Keeping him healthy and alive is no longer required. He spits at me the moment he sees me, and I roll my eyes.

“That’s how you greet me?”

“Fuck you,” he snarls. “Twisted motherfucker.”

“Hurtful.” I slide my thumb over the lock of the cell and open the door. “You really should be thanking me.”

“Why?” Vic tenses and as I enter the cell, he scrambles to get to his feet.

“Without me, you’d have died a long, slow, painful death from the state of your burns. It would have taken a while and you’d have felt every second of it. Instead, you got to live here and be treated. Cared for, to an extent. The words you’re looking for are ‘thank you.’”

“Fuck you,” Vic spits. “You think you can intimidate me? I’m going to kill you, y’here me? I’m going to destroy what’s left of your family because you forget who has the power here.”

“I do.”

“No, cunt. I do. As long as I have Eva then I—.”

“But you don’t have Eva,” I murmur. “Your uncle does and he’s left you here to rot.”

“Bullshit.”

“Is it?”

“You have no fucking—ah!” He crumples underneath me after my fist crashes into his jaw and ends his rant in a spray of blood and teeth.

He hits the floor and I land on top of him with my full weight, pinning him down with my knee to his back and a fist in his hair.

“You forget one thing,” I snarl as I plunge the needle Frank prepared into Vic’s shoulder.

“People mistake my patience for caution and my calmness for stupidity, but I have always been a calculating man, Vic. I knew I’d kill you the moment I saw your body dragged from that fire, I just had to bide my time. ”
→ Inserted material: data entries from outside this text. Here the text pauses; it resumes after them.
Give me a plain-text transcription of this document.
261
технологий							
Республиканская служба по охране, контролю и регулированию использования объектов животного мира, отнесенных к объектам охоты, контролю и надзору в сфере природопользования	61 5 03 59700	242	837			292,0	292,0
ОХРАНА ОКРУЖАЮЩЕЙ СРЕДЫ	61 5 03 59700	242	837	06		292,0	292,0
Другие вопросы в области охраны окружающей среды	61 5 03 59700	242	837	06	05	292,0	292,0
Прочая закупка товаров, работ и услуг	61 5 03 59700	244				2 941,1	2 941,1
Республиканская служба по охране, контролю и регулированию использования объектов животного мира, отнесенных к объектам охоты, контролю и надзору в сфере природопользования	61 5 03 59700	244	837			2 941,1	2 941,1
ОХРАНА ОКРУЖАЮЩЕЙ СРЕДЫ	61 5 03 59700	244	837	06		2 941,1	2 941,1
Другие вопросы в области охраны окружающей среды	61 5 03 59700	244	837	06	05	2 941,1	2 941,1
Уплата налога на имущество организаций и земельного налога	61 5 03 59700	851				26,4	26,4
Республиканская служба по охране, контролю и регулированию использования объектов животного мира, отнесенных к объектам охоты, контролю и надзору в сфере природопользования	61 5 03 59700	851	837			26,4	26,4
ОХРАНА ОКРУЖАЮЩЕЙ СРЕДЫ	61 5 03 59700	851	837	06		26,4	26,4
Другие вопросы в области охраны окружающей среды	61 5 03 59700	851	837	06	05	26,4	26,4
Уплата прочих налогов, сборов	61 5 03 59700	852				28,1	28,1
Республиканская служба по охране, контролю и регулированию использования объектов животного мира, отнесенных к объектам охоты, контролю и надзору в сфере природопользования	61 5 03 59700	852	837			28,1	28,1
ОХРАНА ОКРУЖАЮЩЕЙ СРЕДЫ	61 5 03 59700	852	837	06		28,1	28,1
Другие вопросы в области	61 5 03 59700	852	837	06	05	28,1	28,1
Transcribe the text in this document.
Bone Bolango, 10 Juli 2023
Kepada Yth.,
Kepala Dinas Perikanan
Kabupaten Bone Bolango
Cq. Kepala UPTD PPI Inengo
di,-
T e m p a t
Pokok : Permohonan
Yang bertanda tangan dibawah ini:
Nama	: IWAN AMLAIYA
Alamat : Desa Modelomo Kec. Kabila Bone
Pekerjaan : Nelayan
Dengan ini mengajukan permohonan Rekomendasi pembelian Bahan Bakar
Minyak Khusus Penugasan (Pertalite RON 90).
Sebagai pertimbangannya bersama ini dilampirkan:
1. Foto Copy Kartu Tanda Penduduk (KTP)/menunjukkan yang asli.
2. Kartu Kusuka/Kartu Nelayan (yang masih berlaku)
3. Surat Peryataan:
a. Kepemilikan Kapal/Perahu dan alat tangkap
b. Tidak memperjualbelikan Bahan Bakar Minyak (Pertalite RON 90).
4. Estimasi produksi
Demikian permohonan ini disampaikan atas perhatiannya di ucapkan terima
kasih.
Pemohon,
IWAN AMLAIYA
“Get off me, motherfucker!”

“You can thank Kaia for giving me the idea that poison is a satisfactory way to watch someone die,” I hiss in his ear then slowly climb off him.

“What did you do?” he yells after me as I retreat from the cell. “What did you give me, you motherfucker?”

“Oh, one more thing.” I slowly turn back to Vic, watching him pant and gasp against the back wall. “Kaia returned Eva to me.”

“You cunt!” Vic roars and he scrambles to his feet, sprinting toward the bars that clang as he hits them. “I’ll kill you, motherfucker! I’m going to skin you alive and then I’ll do the same—.” He coughs. “The same to your fucking bitch kids and then—.” Another cough.

Then another.

Vic’s sudden frantic coughing and choking follows me back up the stairs like the sound of gentle music.